Recently, there have been heated debates over the accuracy of projections of the real growth domestic product (GDP) growth rate for Tanzania. While the real GDP growth rate is an important macroeconomic indicator, the country must be careful not to lose its focus on actual development indicators which paint a more realistic picture of the standard of living.
According to the April 2019 World Economic Outlook published by the International Monetary Fund (IMF), Tanzania’s real GDP is projected to grow by 4 percent and 4.2 percent in 2019 and 2020, respectively. Usually, these would be considered strong growth rates, even for a developing country. Developing countries typically have more room for rapid growth.
However, these projections for Tanzania suggest a slowdown of the economy, when compared with the GDP growth rate of about 7 percent on average in the past few years. While it may be a case of “shooting the messenger,” the IMF’s forecast was not at all pleasing to the Tanzanian government, to put it mildly. The Tanzanian government has argued that the projections of the World Bank and the African Development Bank, which present a more optimistic outlook on the Tanzanian economy, are more accurate. Whatever the case might be, what has ensued is a heated debate in the parliament and in the media over which projections are to be relied upon.
It is hard to overestimate the importance of GDP growth rate statistics in determining the health of the economy at the macroeconomic level. Accuracy in measuring GDP is critical. Otherwise, key fiscal and monetary policies might be formulated based on inaccurate information. Moreover, decisions on investment by the private sector are based, in part, on the GDP statistics.
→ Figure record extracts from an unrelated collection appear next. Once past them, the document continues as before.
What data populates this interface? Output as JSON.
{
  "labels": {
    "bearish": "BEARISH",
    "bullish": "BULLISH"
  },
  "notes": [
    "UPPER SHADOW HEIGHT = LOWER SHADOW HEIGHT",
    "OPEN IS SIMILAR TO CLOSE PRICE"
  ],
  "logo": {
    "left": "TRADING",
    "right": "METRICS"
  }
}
Nonetheless, the GDP growth rate is only one economic indicator which, alone, cannot tell much about the standard of living of the people in a country. Caution must, therefore, be exercised so that the debate over whose projections of real GDP are more acceptable, does not distract policy makers from paying close attention to the real indicators of the standard of living.
A rapid growth in real GDP is not impressive in itself if it does not translate into increased access to good quality education, health care, clean water, electricity, agricultural and livestock extension services, increased public safety, and an overall reduction of poverty.
Recently, it was reported that Tanzanian public primary and secondary schools face a shortage of 80,000 teachers. The shortage is not evenly distributed between districts and regions or between subjects taught, but that is roughly a 25 percent shortfall nationwide. This raises many questions related to GDP which should be the focus of policy makers.
Does this shortage simply reflect the increase in the number of schools and students following the current administration’s declaration to eliminate all fees for public primary and secondary schools? If that is the case, this may only be a temporary challenge.
However, even if that is the case, one should still ask a follow-up question. How does an economy that has been growing at an average of 7 percent a year, over the last ten years, fail to supply an adequate number of teachers when education is the foundation of a nation? Moreover, there are hundreds, if not thousands, of individuals with legitimate diplomas and degrees in education in the country who are unemployed.
If the debate over the GDP statistics is not extended to these types of questions – the ones that point directly to the provision of social services and the standard of living in general – then it is, more or less, just an academic and political exercise.